Company and a critically needed employee? (strictly speaking they need relevant expertise, not money). If entire factory is stopped and you accrue millions in damage per day then emergency hiring of froggozlle foobar twitcher is going to be expedited and outrageous wage is going to be spend if needed. I guess that producer of train is holding you hostage or something then similar may apply (one such case was kind-of-public recently, though no idea how much they got paid - in this kind hackers could consider playing with train to be part of payment :) ). My kind-of-dream is to be hireable for job where I am paid several millions to tweak some toggles for few minutes based on decades of my experience.

On more replicable scale it sort of happens with programmers. There is a reason why programmers are being better paid than say cleaners.

On more replicable scale it sort of happens with programmers. There is a reason why programmers are being better paid than say cleaners.
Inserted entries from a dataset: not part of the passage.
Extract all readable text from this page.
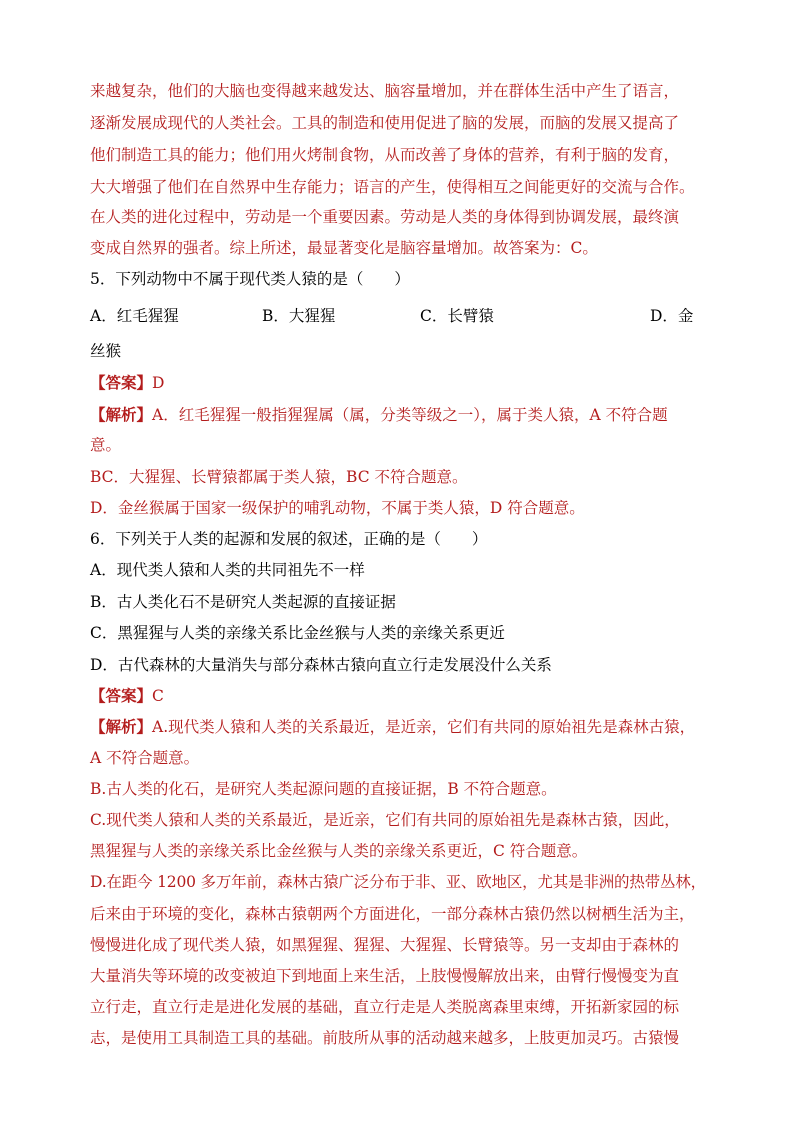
来越复杂，他们的大脑也变得越来越发达、脑容量增加，并在群体生活中产生了语言，
逐渐发展成现代的人类社会。工具的制造和使用促进了脑的发展，而脑的发展又提高了
他们制造工具的能力；他们用火烤制食物，从而改善了身体的营养，有利于脑的发育，
大大增强了他们在自然界中生存能力；语言的产生，使得相互之间能更好的交流与合作。
在人类的进化过程中，劳动是一个重要因素。劳动是人类的身体得到协调发展，最终演
变成自然界的强者。综上所述，最显著变化是脑容量增加。故答案为：C。
5．下列动物中不属于现代类人猿的是（　　）
A．红毛猩猩	B．大猩猩	C．长臂猿	D．金
丝猴
【答案】D
【解析】A．红毛猩猩一般指猩猩属（属，分类等级之一），属于类人猿，A 不符合题
意。
BC．大猩猩、长臂猿都属于类人猿，BC 不符合题意。
D．金丝猴属于国家一级保护的哺乳动物，不属于类人猿，D 符合题意。
6．下列关于人类的起源和发展的叙述，正确的是（　　）
A．现代类人猿和人类的共同祖先不一样
B．古人类化石不是研究人类起源的直接证据
C．黑猩猩与人类的亲缘关系比金丝猴与人类的亲缘关系更近
D．古代森林的大量消失与部分森林古猿向直立行走发展没什么关系
【答案】C
【解析】A.现代类人猿和人类的关系最近，是近亲，它们有共同的原始祖先是森林古猿，
A 不符合题意。
B.古人类的化石，是研究人类起源问题的直接证据，B 不符合题意。
C.现代类人猿和人类的关系最近，是近亲，它们有共同的原始祖先是森林古猿，因此，
黑猩猩与人类的亲缘关系比金丝猴与人类的亲缘关系更近，C 符合题意。
D.在距今 1200 多万年前，森林古猿广泛分布于非、亚、欧地区，尤其是非洲的热带丛林，
后来由于环境的变化，森林古猿朝两个方面进化，一部分森林古猿仍然以树栖生活为主，
慢慢进化成了现代类人猿，如黑猩猩、猩猩、大猩猩、长臂猿等。另一支却由于森林的
大量消失等环境的改变被迫下到地面上来生活，上肢慢慢解放出来，由臂行慢慢变为直
立行走，直立行走是进化发展的基础，直立行走是人类脱离森里束缚，开拓新家园的标
志，是使用工具制造工具的基础。前肢所从事的活动越来越多，上肢更加灵巧。古猿慢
That's not due to bilateral monopolies though. That's just normal supply and demand. Bilateral monopolies would be more like United Autoworkers or other heavily unionized jobs.

Given job market in some cases you end with "do you want me or noone?"

With programmers you can get some degree of bilateral monopoly power, where a long-time employee of a firm has a lot of firm-specific knowledge, which is very valuable to the firm but not to anyone else. This the programmer has something unique to offer the firm, and the firm is the only one willing to pay for it.

This is probably more likely to happen at non-tech firms, as tech firms are better at making sure that no crucial software is exclusively maintained by one person.